I used to think it’s ownership of the data. With people data that’s pretty much consolidated to the big players, even if that’s being challenged with GDPR. In IoT applications, you might own some specialised data gathering instruments. But sensors and Arduino boards aren’t exactly esoteric knowledge these days. Public institutions are more than willing to open up their data for the people. We might as well take for granted that “there’s data”.
Processing power is a commodity. You can get data tools for free, with only a modest effort required to learn to use them. Even the math may be relatively simple, so it’s not 100% sure the old saying “it’s easier to make it work in practice than in theory” applies either.

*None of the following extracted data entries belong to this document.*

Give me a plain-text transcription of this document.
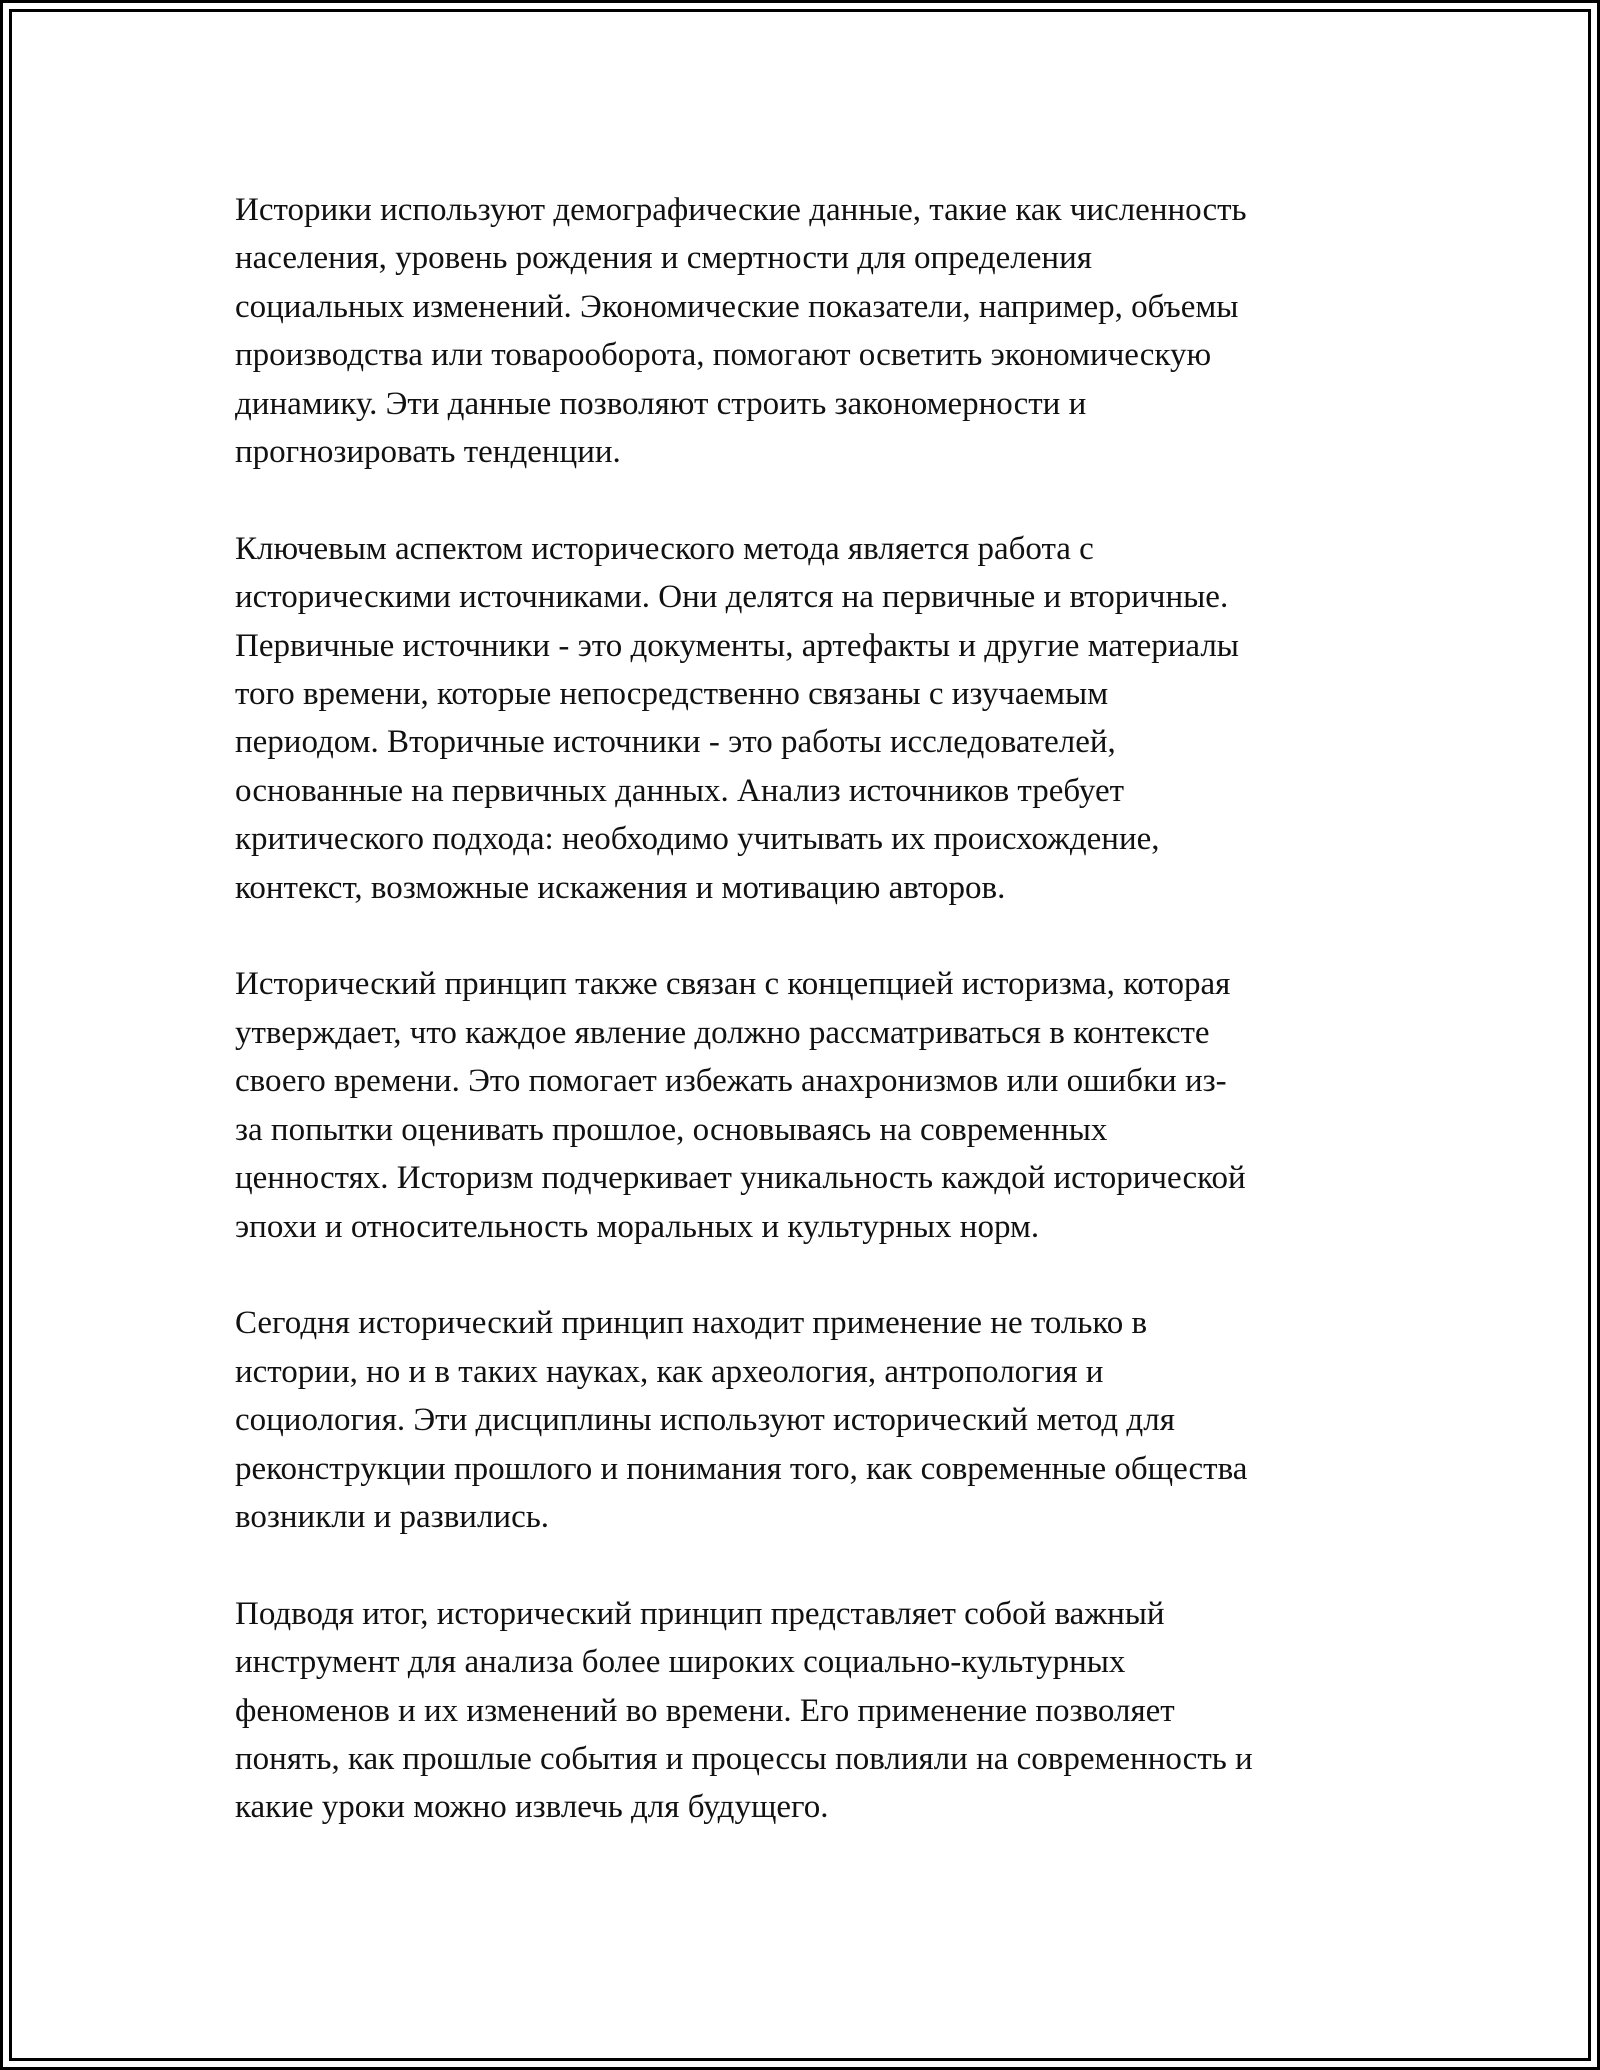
Историки используют демографические данные, такие как численность
населения, уровень рождения и смертности для определения
социальных изменений. Экономические показатели, например, объемы
производства или товарооборота, помогают осветить экономическую
динамику. Эти данные позволяют строить закономерности и
прогнозировать тенденции.

Ключевым аспектом исторического метода является работа с
историческими источниками. Они делятся на первичные и вторичные.
Первичные источники - это документы, артефакты и другие материалы
того времени, которые непосредственно связаны с изучаемым
периодом. Вторичные источники - это работы исследователей,
основанные на первичных данных. Анализ источников требует
критического подхода: необходимо учитывать их происхождение,
контекст, возможные искажения и мотивацию авторов.

Исторический принцип также связан с концепцией историзма, которая
утверждает, что каждое явление должно рассматриваться в контексте
своего времени. Это помогает избежать анахронизмов или ошибки из-
за попытки оценивать прошлое, основываясь на современных
ценностях. Историзм подчеркивает уникальность каждой исторической
эпохи и относительность моральных и культурных норм.

Сегодня исторический принцип находит применение не только в
истории, но и в таких науках, как археология, антропология и
социология. Эти дисциплины используют исторический метод для
реконструкции прошлого и понимания того, как современные общества
возникли и развились.

Подводя итог, исторический принцип представляет собой важный
инструмент для анализа более широких социально-культурных
феноменов и их изменений во времени. Его применение позволяет
понять, как прошлые события и процессы повлияли на современность и
какие уроки можно извлечь для будущего.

The real question is, does it make any difference if you have the data or not? Can you use it? Actionability is the core of the data business.
Without thinking, is hard!
That’s what I wrote in my notebook during Hugo’s talk. I can’t remember what his context was exactly, but thanks buddy, well said! I know I’m always trying to make things sound easier than they are. But there really is a hard part with data: actually making it easy to use it.
Pirkka is a senior software consultant and the CEO of Creacomp.
He likes asking questions more than stating facts, simplicity more than complexity, quickly testable hypotheses more than carefully laid out plans. He’s here to make things happen.